2015 / Photo / DoWork
Run Across Haiti
DATE:
2015
CLIENT:
DoWork
Role:
Documentary Photographer
Haiti is not usually perceived as a top international tourist destination. But in early March 2015, a group of seven runners set off to show that the country is a place to be celebrated, visited, and invested in. With a relay team and a support crew, the group ran from Cap Haitian to Jacmel, crossing the entire island from north to south in nine days. Running a total of 230 miles, they averaged marathon-distances every day. Taylor was there as a photojournalist, alongside filmmaker Andrew Campbell, covering the run for DoWork, a Haitian community driven non-profit raising families out of poverty through dignified jobs.

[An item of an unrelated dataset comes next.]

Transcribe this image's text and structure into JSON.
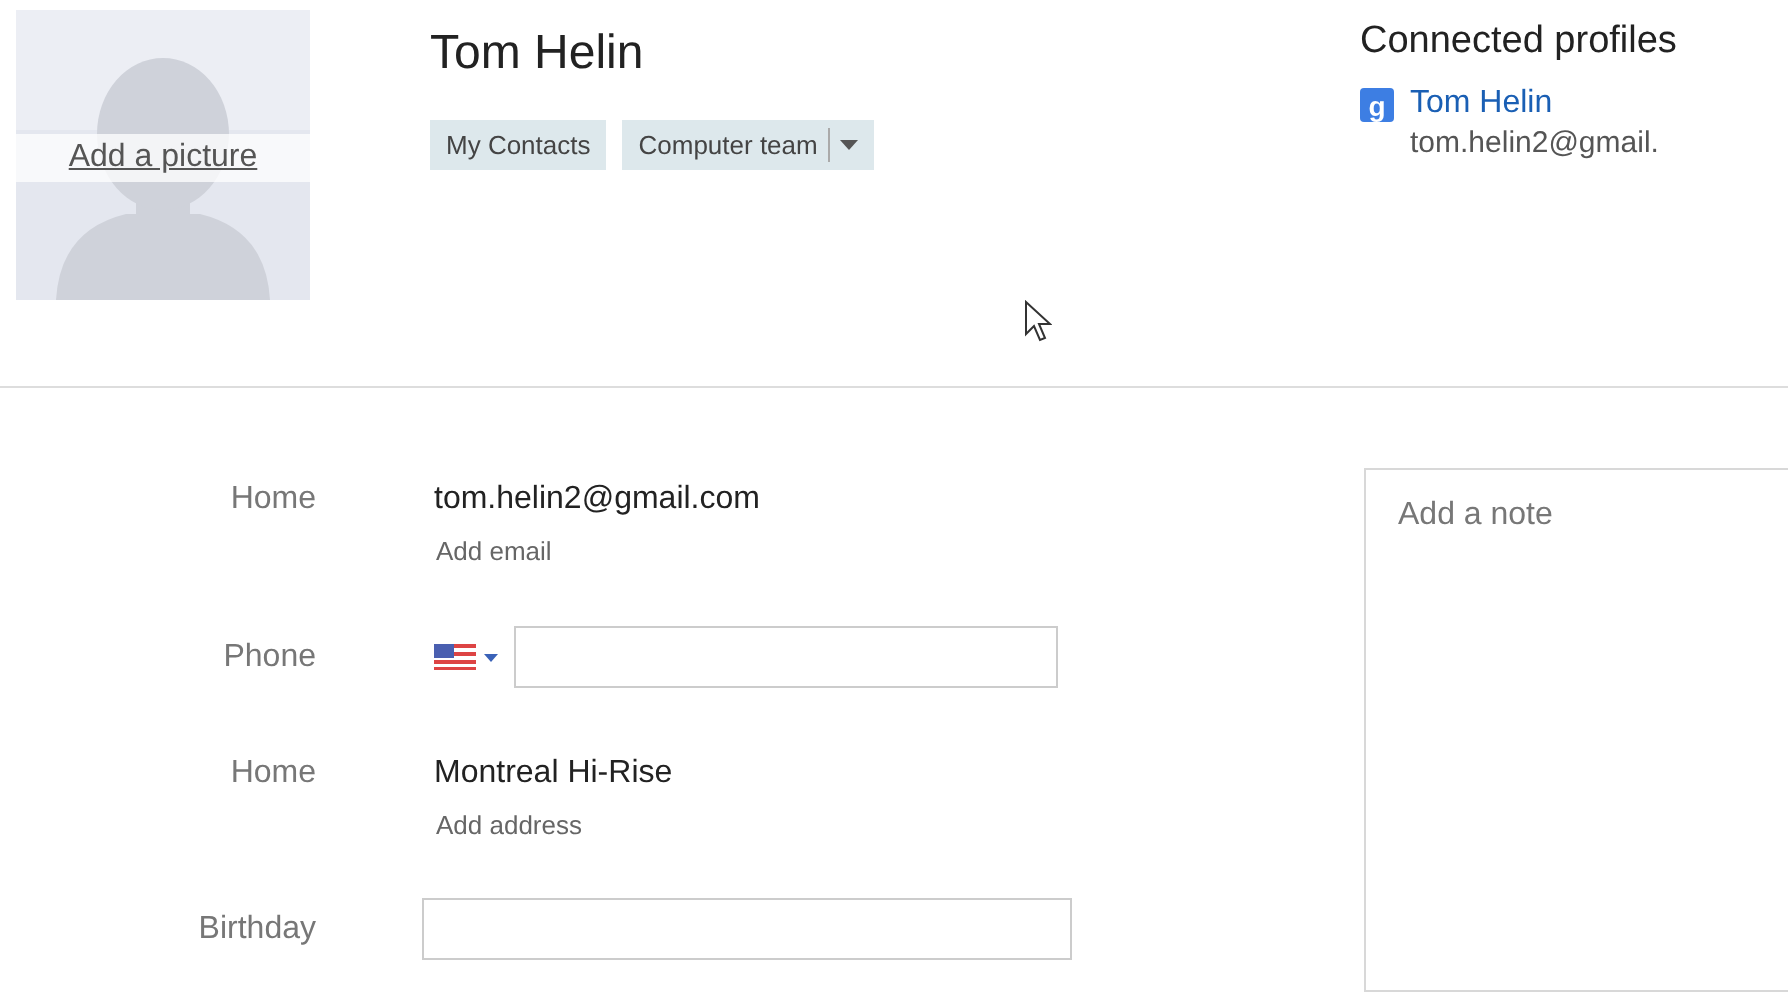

The idea for the run got its start in 2010, six weeks after the 7.0 earthquake that killed nearly 300,000 Haitians and left an estimated 1.5 million people homeless, when Ian Rosenberger from Pittsburgh, Pennsylvania, visited Haiti to help. Rosenberger met Tassy Fils-aime, a young man from Cite Soleil who was dying from a tennis-ball-size tumor in his jaw. Rosenberger and friends raised $50,000 for surgery to remove the tumor, saving Fils-aime's life. Soon after that Rosenberger realized the island's systemic poverty is not treatable with one-time aid packages. Instead, groups must work with whole neighborhoods, one person at a time, to meet basic needs like healthcare, education, and employment. Developing these resources became the focus of DOWORK / Team Tassy, the organization that put together the fundraising run.